As the health care industry looks for technologies that can accelerate testing and treatment for coronavirus, DroneUp is working to determine how UAS might be able to help.
The company, along with partners UPS and subsidiary UPS Flight Forward, Virginia’s Center for Innovative Technology (CIT), and Workhorse Group, completed tests earlier this month in Virginia to evaluate “the commercial drone industry’s ability to provide and scale small unmanned aerial systems to support various use cases to speed and assist the U.S. health care system during the novel coronavirus crisis,” according to a news release.
“We’ve proven through ongoing commercial drone delivery programs that effective drone delivery of medical products is faster than conventional ground-based transportation,” said Scott Price, UPS chief strategy and transformation officer, according to the release. “Drones offer a low-touch option for delivery of lab specimens and medical products that could make a significant impact in an urgent response application.”
Tests were conducted over three days on the vacant campus of St. Paul’s College, in Lawrenceville, Virginia. The safe, complex community environment made it possible to test UAS package delivery under a variety of conditions. Exercises focused on delivery to residential and commercial areas.

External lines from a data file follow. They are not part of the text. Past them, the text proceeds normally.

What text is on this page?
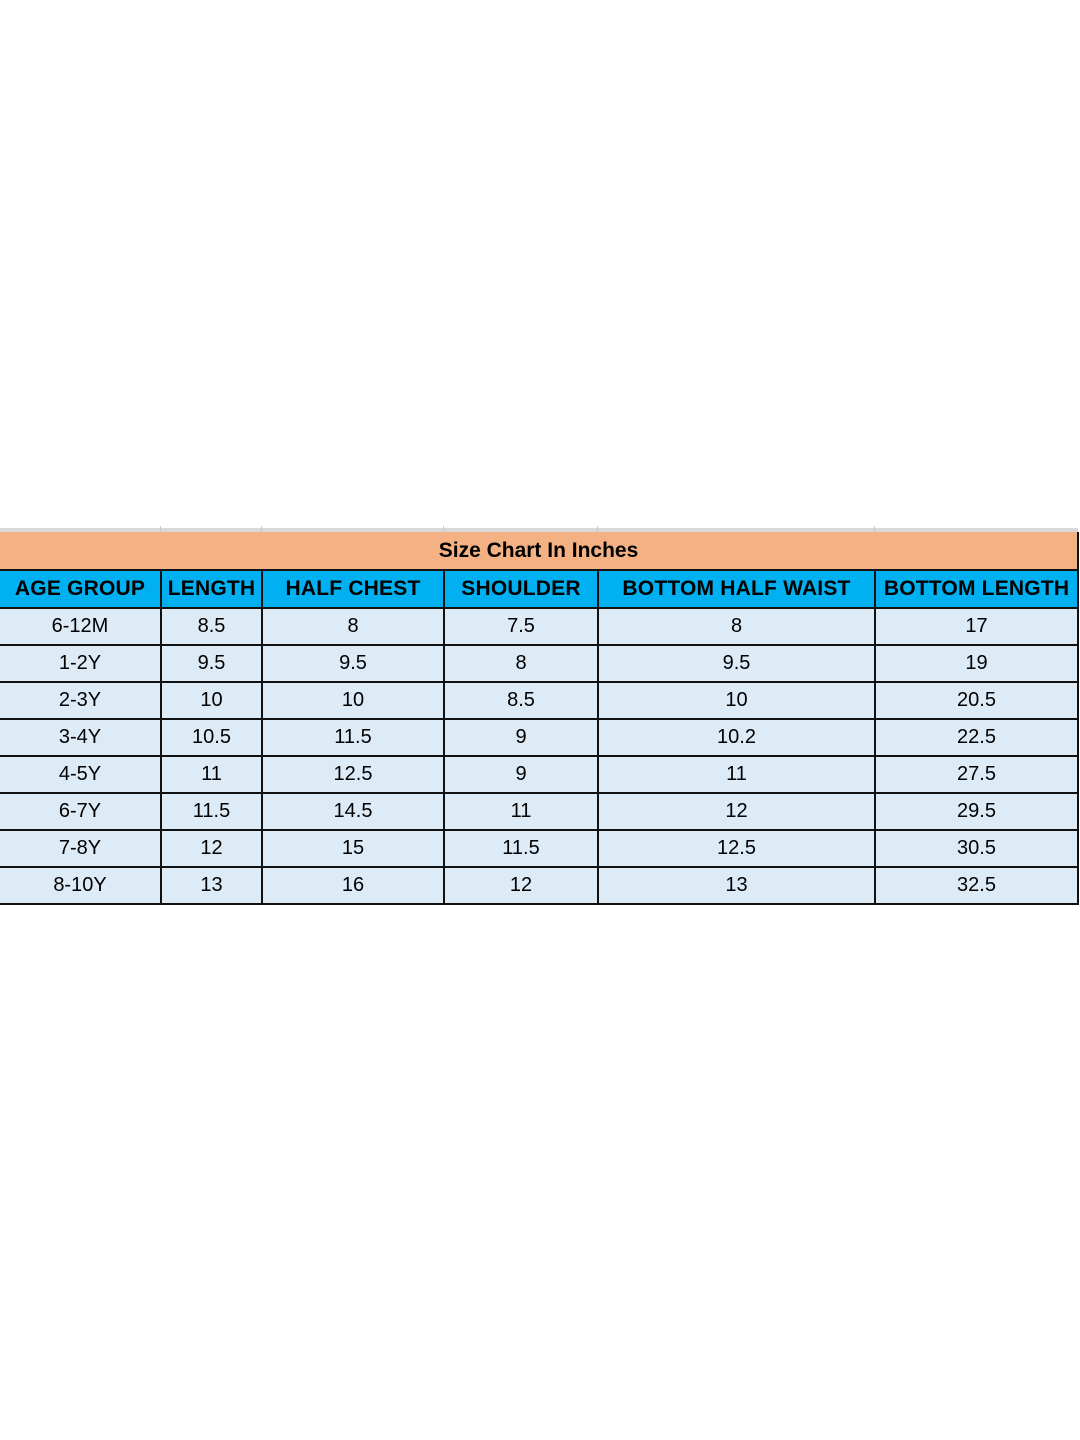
Size Chart In Inches					
AGE GROUP	LENGTH	HALF CHEST	SHOULDER	BOTTOM HALF WAIST	BOTTOM LENGTH
6-12M	8.5	8	7.5	8	17
1-2Y	9.5	9.5	8	9.5	19
2-3Y	10	10	8.5	10	20.5
3-4Y	10.5	11.5	9	10.2	22.5
4-5Y	11	12.5	9	11	27.5
6-7Y	11.5	14.5	11	12	29.5
7-8Y	12	15	11.5	12.5	30.5
8-10Y	13	16	12	13	32.5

The goal was to determine safe operational capacities based on existing technologies, policies, personnel, and environmental restrictions; airspace de-confliction for safe and efficient delivery day and night; and proposed policy changes to further enable the use of UAS.
Findings and recommendations from Operation Last-Mile: Critical Drone Delivery Testing will be included in a report to the White House.
“Many in the public—along with federal, state and local officials—are asking how drones can be used in this time of crisis,” DroneUp CEO Tom Walker said, according to the release. “Rather than speculate, it is incumbent upon our industry to conduct operationally based exercises that produce factual data and lessons learned to ensure we can respond safely, effectively and efficiently when called upon. Data collected now will impact our capabilities beyond the COVID-19 outbreak we are currently facing.”